Carlos jumped at the chance for an alliance with the powerful foreigners. He hoped such an alliance would help against his people's enemies, in particular the Tocabaga. He also may have hoped it would give him the upper hand in his rivalry with Felipe, whom the Spanish chronicler Gonzalo Solís de Merás wrote was even more feared by his people than Carlos himself. According to historian Stephen Edward Reilly, this power struggle was the primary reason Carlos pursued an alliance with the Spanish.
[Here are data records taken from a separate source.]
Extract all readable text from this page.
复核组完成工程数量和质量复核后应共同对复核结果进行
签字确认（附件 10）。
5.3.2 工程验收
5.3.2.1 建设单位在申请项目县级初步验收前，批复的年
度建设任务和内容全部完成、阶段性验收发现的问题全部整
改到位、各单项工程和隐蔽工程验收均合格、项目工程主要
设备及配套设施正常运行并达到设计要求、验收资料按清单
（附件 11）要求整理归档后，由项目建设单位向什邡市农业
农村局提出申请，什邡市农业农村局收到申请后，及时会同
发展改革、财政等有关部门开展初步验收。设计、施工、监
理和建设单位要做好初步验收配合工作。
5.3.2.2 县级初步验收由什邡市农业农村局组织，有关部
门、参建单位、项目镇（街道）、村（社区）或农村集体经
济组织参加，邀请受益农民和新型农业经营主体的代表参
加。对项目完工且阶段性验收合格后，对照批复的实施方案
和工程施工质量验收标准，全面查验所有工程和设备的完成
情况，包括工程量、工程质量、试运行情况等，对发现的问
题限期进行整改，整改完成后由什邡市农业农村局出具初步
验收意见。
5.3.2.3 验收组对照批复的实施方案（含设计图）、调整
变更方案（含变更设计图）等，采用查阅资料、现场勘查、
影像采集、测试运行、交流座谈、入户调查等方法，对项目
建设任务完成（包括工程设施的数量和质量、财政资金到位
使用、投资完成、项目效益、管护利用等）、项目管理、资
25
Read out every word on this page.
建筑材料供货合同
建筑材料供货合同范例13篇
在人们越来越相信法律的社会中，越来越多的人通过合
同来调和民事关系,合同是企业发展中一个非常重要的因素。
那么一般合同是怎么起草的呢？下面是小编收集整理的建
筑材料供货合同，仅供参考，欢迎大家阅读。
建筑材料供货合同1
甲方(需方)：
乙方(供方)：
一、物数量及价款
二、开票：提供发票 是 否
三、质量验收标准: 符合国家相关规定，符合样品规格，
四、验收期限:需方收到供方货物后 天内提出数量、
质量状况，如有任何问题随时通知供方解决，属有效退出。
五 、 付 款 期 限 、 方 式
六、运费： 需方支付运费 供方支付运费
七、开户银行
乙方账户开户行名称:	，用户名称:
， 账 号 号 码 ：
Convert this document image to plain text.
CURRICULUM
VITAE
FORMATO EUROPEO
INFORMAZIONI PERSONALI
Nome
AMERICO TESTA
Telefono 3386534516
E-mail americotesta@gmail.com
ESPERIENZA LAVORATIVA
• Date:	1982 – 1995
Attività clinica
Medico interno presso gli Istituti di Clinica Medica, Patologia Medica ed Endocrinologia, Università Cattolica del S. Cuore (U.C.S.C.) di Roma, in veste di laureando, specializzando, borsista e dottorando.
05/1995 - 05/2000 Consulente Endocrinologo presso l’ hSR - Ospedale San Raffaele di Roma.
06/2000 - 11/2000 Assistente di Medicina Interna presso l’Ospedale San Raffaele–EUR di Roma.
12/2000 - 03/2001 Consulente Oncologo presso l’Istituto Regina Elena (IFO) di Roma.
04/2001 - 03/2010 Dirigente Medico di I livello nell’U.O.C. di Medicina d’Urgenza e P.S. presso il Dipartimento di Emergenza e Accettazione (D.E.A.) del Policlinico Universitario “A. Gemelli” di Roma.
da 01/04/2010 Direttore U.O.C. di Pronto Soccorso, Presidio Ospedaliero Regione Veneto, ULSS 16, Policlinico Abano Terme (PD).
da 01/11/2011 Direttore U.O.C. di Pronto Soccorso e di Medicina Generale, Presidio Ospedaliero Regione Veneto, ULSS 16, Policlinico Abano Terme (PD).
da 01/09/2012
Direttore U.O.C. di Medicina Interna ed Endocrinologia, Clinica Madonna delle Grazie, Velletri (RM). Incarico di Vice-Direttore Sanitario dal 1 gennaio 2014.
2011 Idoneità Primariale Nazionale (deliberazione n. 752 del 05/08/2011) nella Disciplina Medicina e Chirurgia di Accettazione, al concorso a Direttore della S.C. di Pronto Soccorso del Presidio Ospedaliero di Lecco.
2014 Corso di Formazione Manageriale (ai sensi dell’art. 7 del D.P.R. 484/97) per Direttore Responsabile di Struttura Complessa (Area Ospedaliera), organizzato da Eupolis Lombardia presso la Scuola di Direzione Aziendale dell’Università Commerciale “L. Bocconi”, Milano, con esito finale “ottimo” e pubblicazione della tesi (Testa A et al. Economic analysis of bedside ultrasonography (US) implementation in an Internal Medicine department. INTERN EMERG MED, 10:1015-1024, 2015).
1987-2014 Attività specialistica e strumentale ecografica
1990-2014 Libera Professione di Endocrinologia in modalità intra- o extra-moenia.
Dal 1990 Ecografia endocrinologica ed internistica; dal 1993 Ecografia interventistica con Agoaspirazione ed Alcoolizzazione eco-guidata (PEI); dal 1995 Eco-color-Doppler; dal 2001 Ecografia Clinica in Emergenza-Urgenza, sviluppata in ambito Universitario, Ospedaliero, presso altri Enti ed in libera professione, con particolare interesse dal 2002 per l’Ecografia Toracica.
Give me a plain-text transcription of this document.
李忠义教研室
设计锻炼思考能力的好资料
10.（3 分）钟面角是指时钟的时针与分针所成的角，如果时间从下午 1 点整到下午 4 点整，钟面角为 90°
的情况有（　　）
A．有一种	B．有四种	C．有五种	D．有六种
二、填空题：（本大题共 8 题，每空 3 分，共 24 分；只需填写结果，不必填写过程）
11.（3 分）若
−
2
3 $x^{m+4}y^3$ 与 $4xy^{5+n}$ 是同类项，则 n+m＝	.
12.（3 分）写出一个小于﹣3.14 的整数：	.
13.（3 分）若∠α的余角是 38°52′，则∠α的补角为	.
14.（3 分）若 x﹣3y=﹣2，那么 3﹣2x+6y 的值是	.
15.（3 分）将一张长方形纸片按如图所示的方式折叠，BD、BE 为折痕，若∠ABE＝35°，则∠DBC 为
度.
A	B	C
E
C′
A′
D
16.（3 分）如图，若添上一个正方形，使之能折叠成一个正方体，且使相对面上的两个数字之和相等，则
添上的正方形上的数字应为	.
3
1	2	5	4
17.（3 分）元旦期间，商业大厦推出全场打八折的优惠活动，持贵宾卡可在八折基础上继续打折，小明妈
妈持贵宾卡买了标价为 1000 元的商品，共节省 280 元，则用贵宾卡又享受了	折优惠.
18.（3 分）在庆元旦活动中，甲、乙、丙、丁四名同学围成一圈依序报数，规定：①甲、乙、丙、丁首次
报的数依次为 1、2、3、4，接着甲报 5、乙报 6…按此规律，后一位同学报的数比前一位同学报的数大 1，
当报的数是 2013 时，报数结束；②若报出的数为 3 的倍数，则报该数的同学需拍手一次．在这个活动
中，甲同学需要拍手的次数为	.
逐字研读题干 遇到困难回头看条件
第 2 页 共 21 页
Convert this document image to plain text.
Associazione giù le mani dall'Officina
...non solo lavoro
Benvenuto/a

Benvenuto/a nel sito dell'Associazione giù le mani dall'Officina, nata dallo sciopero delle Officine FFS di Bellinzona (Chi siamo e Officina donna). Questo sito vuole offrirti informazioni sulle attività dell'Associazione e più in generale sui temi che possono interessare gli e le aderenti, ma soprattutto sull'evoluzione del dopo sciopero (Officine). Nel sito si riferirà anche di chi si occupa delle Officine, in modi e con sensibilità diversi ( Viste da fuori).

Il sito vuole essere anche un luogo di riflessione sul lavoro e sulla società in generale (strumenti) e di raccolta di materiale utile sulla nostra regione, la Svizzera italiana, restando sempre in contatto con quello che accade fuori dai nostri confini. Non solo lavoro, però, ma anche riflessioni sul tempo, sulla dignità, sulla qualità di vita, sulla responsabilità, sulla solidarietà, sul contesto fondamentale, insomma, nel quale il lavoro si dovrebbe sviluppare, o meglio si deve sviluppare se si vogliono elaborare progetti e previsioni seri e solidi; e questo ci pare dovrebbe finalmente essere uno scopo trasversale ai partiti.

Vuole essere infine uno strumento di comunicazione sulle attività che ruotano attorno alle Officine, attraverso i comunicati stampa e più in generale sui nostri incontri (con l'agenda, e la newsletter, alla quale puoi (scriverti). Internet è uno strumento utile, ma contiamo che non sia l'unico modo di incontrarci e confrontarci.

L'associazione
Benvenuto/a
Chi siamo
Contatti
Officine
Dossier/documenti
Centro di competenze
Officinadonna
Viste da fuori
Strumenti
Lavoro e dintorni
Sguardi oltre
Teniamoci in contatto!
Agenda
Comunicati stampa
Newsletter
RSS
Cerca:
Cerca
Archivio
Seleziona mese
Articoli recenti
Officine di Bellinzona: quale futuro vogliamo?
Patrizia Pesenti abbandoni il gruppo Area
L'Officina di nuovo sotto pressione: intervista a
Carlos attempted to solidify the alliance with the Spanish by offering to wed his sister Antonia to Menéndez, who very reluctantly accepted. He allowed the Spanish to establish a small outpost and a Jesuit mission, San Antón de Carlos, near the main town of Calos. He also sent several prominent Calusa, including Felipe, a certain Sebastian, and Sebastian's son Pedro (relatives of Carlos), on a trip to Havana. However, relations with the Spanish soon soured. Carlos did reluctantly release his captive shipwreck survivors, but was angered when Menéndez refused to aid him against the Tocobaga. He was further dismayed when Menéndez put off consummating his marriage to Antonia (Solís de Merás is unclear as to whether they ever consummated the union).

==Death and aftermath==
Thereafter, the relationship between the Calusa and the Spanish took a violent turn, as Carlos repeatedly plotted against the Spanish. He attempted three times to assassinate Menéndez. After Menéndez's departure, the Calusa were continuously hostile towards the Spanish outpost and its commander, Francisco de Reinoso. Reinoso wanted to fight back, but was prevented from doing so by Father Juan de Rogel, who led Mission San Antón. In Spring 1567, Reinoso managed to compel Rogel to journey to Havana, allowing him to strike against the Calusa. Reinoso had Carlos captured and killed, along with his advisers, and installed Felipe in his place.

Felipe proved a stronger king than Carlos, and therefore a greater danger to the Spanish. Though he appeased the Spanish by ostensibly converting to Christianity, he did not abandon the traditional religious practice or the power it afforded him. In 1569, the Calusa attacked the landing party of Pedro Menéndez Márquez. Menéndez Márquez repelled the attack and had Felipe and twenty of his supporters killed. Pedro, whom Spanish sources call Carlos' "first cousin", succeeded Felipe as chief of the Calusa. Pedro was no more compliant than his predecessors had been, and the Spanish abandoned the region.